If you were P&G what would you do with all this from a marketing point of view?

Can they achieve anything by focusing only on the heroes or do they also need to tackle the villains of their range; their equivalent of incandescent bulbs and patio heaters.

One spoecific which would be very interesting to debate is their future friendly logo.

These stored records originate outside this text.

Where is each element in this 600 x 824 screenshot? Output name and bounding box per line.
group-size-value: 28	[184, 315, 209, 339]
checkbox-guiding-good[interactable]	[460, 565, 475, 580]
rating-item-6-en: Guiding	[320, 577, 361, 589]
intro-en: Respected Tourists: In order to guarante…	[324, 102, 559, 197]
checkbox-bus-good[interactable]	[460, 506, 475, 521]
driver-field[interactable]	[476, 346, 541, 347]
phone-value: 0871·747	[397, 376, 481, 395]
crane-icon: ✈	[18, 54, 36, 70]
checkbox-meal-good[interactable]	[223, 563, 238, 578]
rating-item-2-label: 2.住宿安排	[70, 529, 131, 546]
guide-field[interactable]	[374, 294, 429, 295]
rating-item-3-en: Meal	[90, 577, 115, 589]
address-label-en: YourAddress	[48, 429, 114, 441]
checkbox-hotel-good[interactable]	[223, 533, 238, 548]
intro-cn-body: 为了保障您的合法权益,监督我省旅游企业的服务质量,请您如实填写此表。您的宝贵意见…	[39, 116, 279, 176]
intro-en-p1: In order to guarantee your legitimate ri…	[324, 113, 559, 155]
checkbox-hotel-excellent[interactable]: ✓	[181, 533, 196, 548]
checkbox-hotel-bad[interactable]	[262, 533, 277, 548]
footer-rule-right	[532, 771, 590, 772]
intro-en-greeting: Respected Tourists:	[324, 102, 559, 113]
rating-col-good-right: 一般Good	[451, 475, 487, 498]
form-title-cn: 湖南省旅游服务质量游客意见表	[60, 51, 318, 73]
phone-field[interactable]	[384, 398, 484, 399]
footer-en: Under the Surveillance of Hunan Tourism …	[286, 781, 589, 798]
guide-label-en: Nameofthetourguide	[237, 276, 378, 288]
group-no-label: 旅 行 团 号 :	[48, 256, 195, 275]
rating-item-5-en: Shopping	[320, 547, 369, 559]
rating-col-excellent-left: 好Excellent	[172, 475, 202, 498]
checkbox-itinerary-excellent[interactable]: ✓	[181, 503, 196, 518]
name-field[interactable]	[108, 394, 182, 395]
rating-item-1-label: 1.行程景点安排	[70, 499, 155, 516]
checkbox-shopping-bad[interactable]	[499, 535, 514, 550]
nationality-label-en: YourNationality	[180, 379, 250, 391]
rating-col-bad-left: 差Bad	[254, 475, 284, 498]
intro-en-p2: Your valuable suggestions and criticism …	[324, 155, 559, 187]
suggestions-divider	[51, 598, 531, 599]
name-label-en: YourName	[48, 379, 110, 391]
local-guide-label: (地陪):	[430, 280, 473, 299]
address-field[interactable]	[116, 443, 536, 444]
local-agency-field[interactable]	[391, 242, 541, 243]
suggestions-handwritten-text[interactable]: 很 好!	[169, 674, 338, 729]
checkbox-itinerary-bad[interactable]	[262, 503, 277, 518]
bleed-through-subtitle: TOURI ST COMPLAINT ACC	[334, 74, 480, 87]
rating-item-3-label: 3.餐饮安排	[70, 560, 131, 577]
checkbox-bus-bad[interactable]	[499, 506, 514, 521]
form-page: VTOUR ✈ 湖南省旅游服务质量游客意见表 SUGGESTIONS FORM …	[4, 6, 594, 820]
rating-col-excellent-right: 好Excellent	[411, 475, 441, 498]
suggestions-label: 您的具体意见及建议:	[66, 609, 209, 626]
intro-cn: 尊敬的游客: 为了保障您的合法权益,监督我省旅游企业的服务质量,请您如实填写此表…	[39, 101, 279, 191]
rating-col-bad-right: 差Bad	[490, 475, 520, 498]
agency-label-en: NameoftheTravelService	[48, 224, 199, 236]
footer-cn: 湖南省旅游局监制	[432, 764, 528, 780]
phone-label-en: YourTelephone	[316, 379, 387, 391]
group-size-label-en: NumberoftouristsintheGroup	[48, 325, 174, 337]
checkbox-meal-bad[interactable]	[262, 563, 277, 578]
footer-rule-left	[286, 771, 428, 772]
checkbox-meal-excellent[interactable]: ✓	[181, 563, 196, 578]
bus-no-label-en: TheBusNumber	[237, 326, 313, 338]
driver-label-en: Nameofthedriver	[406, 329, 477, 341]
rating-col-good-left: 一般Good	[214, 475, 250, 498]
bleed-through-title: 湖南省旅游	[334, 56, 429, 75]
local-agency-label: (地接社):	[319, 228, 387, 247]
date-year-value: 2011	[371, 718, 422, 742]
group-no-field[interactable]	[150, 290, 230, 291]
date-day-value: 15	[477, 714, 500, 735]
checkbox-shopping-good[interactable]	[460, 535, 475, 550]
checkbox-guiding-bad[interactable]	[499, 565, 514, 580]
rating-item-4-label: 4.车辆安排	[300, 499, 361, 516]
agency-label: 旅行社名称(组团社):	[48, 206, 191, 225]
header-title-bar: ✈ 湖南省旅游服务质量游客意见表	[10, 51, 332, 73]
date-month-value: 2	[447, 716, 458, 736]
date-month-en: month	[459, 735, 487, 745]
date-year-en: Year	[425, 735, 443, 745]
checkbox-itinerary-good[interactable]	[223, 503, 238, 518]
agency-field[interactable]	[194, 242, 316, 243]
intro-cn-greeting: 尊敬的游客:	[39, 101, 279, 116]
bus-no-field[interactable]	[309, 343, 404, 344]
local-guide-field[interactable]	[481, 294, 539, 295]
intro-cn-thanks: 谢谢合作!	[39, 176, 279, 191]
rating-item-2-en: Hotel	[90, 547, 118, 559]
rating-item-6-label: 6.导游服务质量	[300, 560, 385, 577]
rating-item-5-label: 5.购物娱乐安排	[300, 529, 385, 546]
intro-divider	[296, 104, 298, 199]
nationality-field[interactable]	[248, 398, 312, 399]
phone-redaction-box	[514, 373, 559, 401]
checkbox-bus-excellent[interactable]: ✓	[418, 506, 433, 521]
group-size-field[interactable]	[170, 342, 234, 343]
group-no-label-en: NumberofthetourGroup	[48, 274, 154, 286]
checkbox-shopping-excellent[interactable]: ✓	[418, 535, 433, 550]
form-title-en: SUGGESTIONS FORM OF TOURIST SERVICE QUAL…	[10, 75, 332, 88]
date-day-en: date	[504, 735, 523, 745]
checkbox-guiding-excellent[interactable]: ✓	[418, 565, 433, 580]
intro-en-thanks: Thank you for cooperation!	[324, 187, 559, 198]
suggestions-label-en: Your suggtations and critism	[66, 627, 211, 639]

It has been received slightly sceptically by the ethical living press, for instance this in the Guardian:

"The brands in question - Ariel, Fairy Liquid, Lenor and Flash - are all from the Procter & Gamble stable. From next week they will be displaying the green-coloured Future Friendly logo which is intended to inform shoppers that by buying these products they will save energy, water or reduce waste. What consumers won't know is that the logo - which is approved by the Energy Saving Trust, Waste Watch, Waterwise and pop star-backed Global Cool - is only available on Proctor and Gamble products. The reason these charities are supporting this blatant marketing campaign is because of supposedly environmentally-friendly measures adopted by these brands. Ariel, for example, has been running a 'turn to 30C' campaign; Flash now only needs cold water to clean our surfaces; Lenor's smaller bottles, as its annoying TV ad keeps telling us, has led to 14,000 less lorry trips (not buying it could lead to a much bigger reduction I shouted at the TV); and Fairy, just by being longer-lasting than other washing up liquids, we are told, saves millions of bottles. But is this any justification for carrying a logo that consumers will naturally assume means these products have been independently verified as more eco-friendly than their rivals, and even those niche brands, such as Ecover, that have prided and priced themselves on their green credentials? "

Thanks to Jaren Fraser for pointing ttheir CSR promise out out.